Bad habits – making and breaking them

Breaking bad habits is easier to do if we understand how they’re made, and how much our brains run on autopilot.  But after that how do we actually change or eliminate them?

The bedrock of all habits, whether good or bad, is the “habit loop”, whic cis made up of three different elements

  • the cue – this is the trigger that puts your brain in the right gear to start the particular habit.  Part of the skill in taking the power out of habits comes from identifying whether these are external triggers, like an argument or a loss, or whether they are internal triggers, like emotional reactions or memories.
  • the routine – this is the actual habit itself, and it might be physical, mental, or emotional.  It might have some practical value, or it may be an old habit entirely unrelated to the trigger.  It will always though have an emotional benefit.
  • the reward – this is the emotional benefit from the habit, and it’s this that determines whether the habit continues or not.  It might be short-term, and it might even be ultimately self-defeating, but if it’s sufficiently strong the habit will continue.

 

As habits develop the cue and the reward become closely associated in the brain, leading to self-sustaining behaviour and then to cravings.  Cravings are essential to the development and survival of habits.

These habit loops are largely carried out on ‘autopilot’ as they become automatic or default responses to triggers.  At first they occupy two parts of our brains – the prefrontal cortex and the striatum.  The pre-frontal cortex is the part of the brain involved in planning, and the striatum is the part that sends the necessary signals to the muscles and other parts of the body.  As habits develop the role of the pre-frontal cortex declines, until the majority of the work is carried out automatically in the striatum.
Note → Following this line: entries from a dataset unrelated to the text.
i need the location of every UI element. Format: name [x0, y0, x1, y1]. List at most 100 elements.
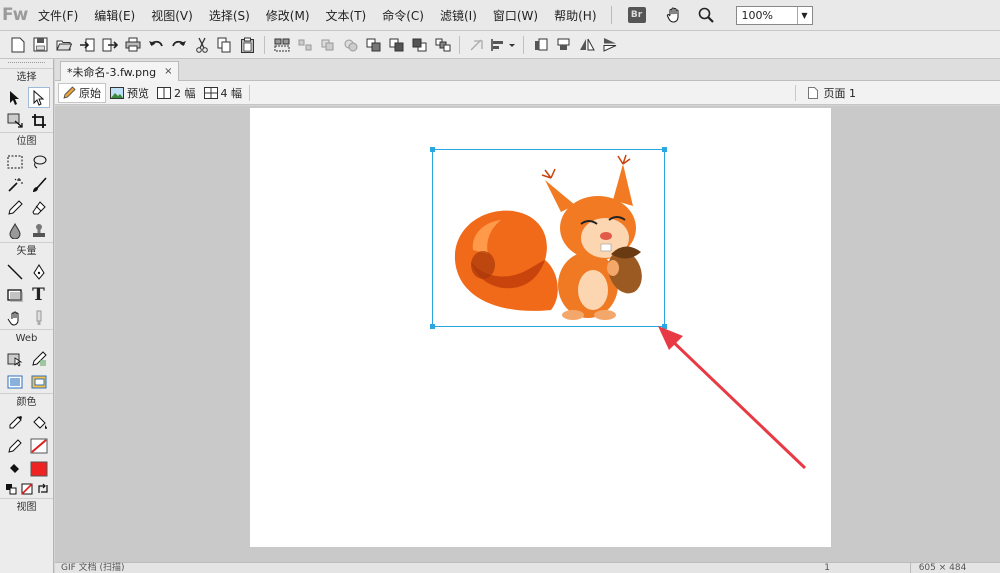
- stroke-color-swatch[interactable]: [28, 435, 50, 456]
- open-folder-icon[interactable]: [52, 34, 75, 56]
- hide-slices-icon[interactable]: [4, 371, 26, 392]
- flip-horizontal-icon[interactable]: [575, 34, 598, 56]
- workspace: [55, 106, 1000, 562]
- bridge-icon[interactable]: Br: [627, 7, 646, 23]
- toolbar-divider: [459, 35, 460, 54]
- copy-icon[interactable]: [213, 34, 236, 56]
- flip-vertical-icon[interactable]: [598, 34, 621, 56]
- line-tool-icon[interactable]: [4, 261, 26, 282]
- redo-icon[interactable]: [167, 34, 190, 56]
- undo-icon[interactable]: [144, 34, 167, 56]
- fill-color-swatch[interactable]: [28, 458, 50, 479]
- default-colors-icon[interactable]: [4, 479, 18, 500]
- tools-panel: 选择 位图 矢量 T Web 颜色 视图: [0, 59, 54, 573]
- rectangle-tool-icon[interactable]: [4, 284, 26, 305]
- rotate-left-icon[interactable]: [529, 34, 552, 56]
- group-icon[interactable]: [270, 34, 293, 56]
- status-bar: GIF 文档 (扫描) 1 605 × 484: [55, 562, 1000, 573]
- view-preview-button[interactable]: 预览: [106, 83, 153, 103]
- tools-section-colors: 颜色: [0, 393, 53, 411]
- menu-help[interactable]: 帮助(H): [546, 7, 604, 24]
- align-disabled-icon[interactable]: [465, 34, 488, 56]
- fill-bucket-icon: [4, 458, 26, 479]
- view-original-button[interactable]: 原始: [58, 82, 106, 103]
- menu-select[interactable]: 选择(S): [201, 7, 258, 24]
- no-color-icon[interactable]: [20, 479, 34, 500]
- brush-tool-icon[interactable]: [28, 174, 50, 195]
- chevron-down-icon[interactable]: ▼: [796, 6, 812, 24]
- hand-icon[interactable]: [662, 3, 686, 27]
- toolbar-divider: [523, 35, 524, 54]
- resize-handle-bottom-right[interactable]: [662, 324, 667, 329]
- menu-divider: [610, 6, 612, 24]
- paste-icon[interactable]: [236, 34, 259, 56]
- selection-bounding-box[interactable]: [430, 147, 667, 329]
- ungroup-icon[interactable]: [293, 34, 316, 56]
- save-icon[interactable]: [29, 34, 52, 56]
- magic-wand-tool-icon[interactable]: [4, 174, 26, 195]
- menu-commands[interactable]: 命令(C): [374, 7, 432, 24]
- slice-tool-icon[interactable]: [28, 348, 50, 369]
- paint-bucket-tool-icon[interactable]: [28, 412, 50, 433]
- bring-forward-icon[interactable]: [385, 34, 408, 56]
- knife-tool-icon[interactable]: [28, 307, 50, 328]
- swap-colors-icon[interactable]: [36, 479, 50, 500]
- view-2up-button[interactable]: 2 幅: [153, 83, 200, 103]
- zoom-icon[interactable]: [694, 3, 718, 27]
- crop-tool-icon[interactable]: [28, 110, 50, 131]
- freeform-tool-icon[interactable]: [4, 307, 26, 328]
- send-to-back-icon[interactable]: [431, 34, 454, 56]
- marquee-tool-icon[interactable]: [4, 151, 26, 172]
- export-icon[interactable]: [98, 34, 121, 56]
- resize-handle-bottom-left[interactable]: [430, 324, 435, 329]
- tools-section-bitmap: 位图: [0, 132, 53, 150]
- view-original-label: 原始: [79, 86, 101, 100]
- split-icon[interactable]: [339, 34, 362, 56]
- pencil-tool-icon[interactable]: [4, 197, 26, 218]
- hotspot-tool-icon[interactable]: [4, 348, 26, 369]
- menu-window[interactable]: 窗口(W): [485, 7, 546, 24]
- send-backward-icon[interactable]: [408, 34, 431, 56]
- blur-tool-icon[interactable]: [4, 220, 26, 241]
- document-tab[interactable]: *未命名-3.fw.png ×: [60, 61, 180, 81]
- print-icon[interactable]: [121, 34, 144, 56]
- import-icon[interactable]: [75, 34, 98, 56]
- cut-icon[interactable]: [190, 34, 213, 56]
- document-tab-title: *未命名-3.fw.png: [67, 65, 157, 79]
- status-canvas-size[interactable]: 605 × 484: [910, 563, 974, 573]
- text-tool-icon[interactable]: T: [28, 284, 50, 305]
- new-file-icon[interactable]: [6, 34, 29, 56]
- menu-view[interactable]: 视图(V): [143, 7, 201, 24]
- eraser-tool-icon[interactable]: [28, 197, 50, 218]
- rubber-stamp-tool-icon[interactable]: [28, 220, 50, 241]
- document-canvas[interactable]: [250, 108, 831, 547]
- lasso-tool-icon[interactable]: [28, 151, 50, 172]
- document-tab-bar: *未命名-3.fw.png ×: [55, 59, 1000, 81]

Breaking bad habits then needs us to become more aware of some of the things that we do on autopilot.  The most effective way of doing this is to practice mindfulness.  Next to that would be setting a random alarm or prompt throughout the day to remind you to stop and notice what your thoughts are, especially those that were automatic or out of your conscious experience.

If you find that you can’t break into your thoughts very easily there is still hope.  To break a bad habit the most effective way is to replace it with one where the emotional reward is at least as great, if not greater.  As the reward and the cue are so intertwined you will need to be aware of the triggers as well.  However the approach is very practical and involves you coming up with a number of “IF/WHEN THEN” statements.

With “IF/WHEN THEN” statements you identify the trigger (the “IF/WHEN”).  You then specify an action that you will take ( the “THEN”) every time.  As you will see from the “habit loops” this needs to bring an emotional reward – even if that is achievement at having identified and changed your old behaviour.  As time goes on this new routine will become more ad more established in the striatum as an automatic response.